MCP should blame itself for being docile and expecting Malawi Electoral Commission (MEC) and the poorly-funded civil society organisations (CSOs) to enter its backyard and start tilling.

Resources notwithstanding, MCP has the Members of Parliament and councillors in the region who should mobilised people in their stronghold; visiting hospitals, churches and markets pushing people to the centres.

The consequences of Central Region voters staying away from registration are dire. Such action means another five years of the incompetence, theft and thuggery of the Democratic Progressive Party (DPP).

Supporters of the DPP are just as tribalistic as those of MCP, even more so. Chances are high that Peter Mutharika could win the 2019 election, especially when there is no better alternative to the people of the South.

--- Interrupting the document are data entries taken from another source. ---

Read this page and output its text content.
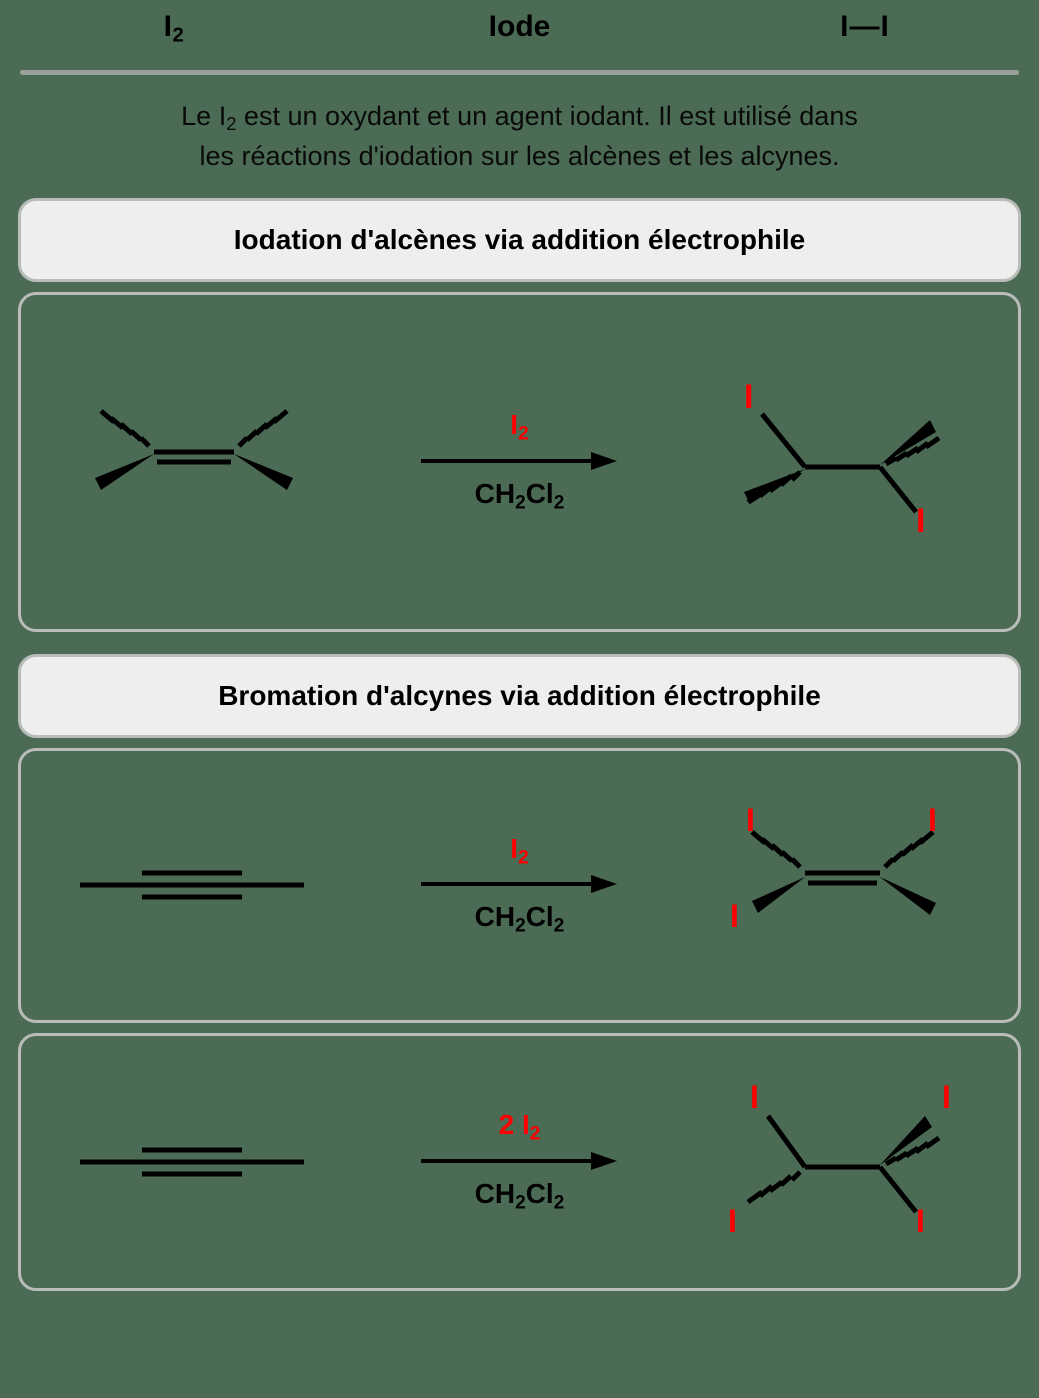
$I_2$	Iode	I—I
Le $I_2$ est un oxydant et un agent iodant. Il est utilisé dans
les réactions d'iodation sur les alcènes et les alcynes.
Iodation d'alcènes via addition électrophile
$I_2$
$CH_2Cl_2$
I
I
Bromation d'alcynes via addition électrophile
$I_2$
$CH_2Cl_2$
I
I
I
2 $I_2$
$CH_2Cl_2$
I
I	I
I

The people of Salima, Kasungu and Dedza have unwittingly handed DPP a win by staying away from registration centres.

Right now, it is well and good to foam at the mouth because MEC refuses to heed calls for a repeat of the exercise but that will not take voters to the registration centres in the remaining districts under phase two.

The low turnout observed at the centres should propel the opposition political parties in this country into a time of reflection. A citizenry that is fed up with the kind of leadership experienced in the past four years would rush to register to vote, knowing full well its the only means to change things.

If people are unwilling to register, citing zero benefits they get from political leadership then Malawi has bigger problems than poverty and disease.

However, MEC cannot conclude that people have chosen not to register, that would be sweeping under the carpet all the challenges experienced in this first phase.

There is evidence that equipment malfunctioned and people willing to register could not wait when they had businesses, families and livelihoods they had put on hold.

As it stands now, thousands of voters have been disenfranchised and MEC has shown little interest to redo this exercise for the simple reason of funding.

The opposition should remember that funding for this election is almost 85 percent from the government purse and this will dictate what happens in this election cycle: He who pays the piper plays the tune.

The DPP has little to lose when thousands of disenfranchised voters in the Central Region who would have voted for the opposition anyway are out of the picture.

MCP is on its own and it has little time to put its house in order and rally the masses, its historical voters to go and register.

Can MCP for once act like a government-in-waiting, instil hope in the citizenry and stop with the docility that has characterised it for the past four years?

This incumbent administration is winning this election without even trying too hard. Wake up MCP, there is still four districts to go.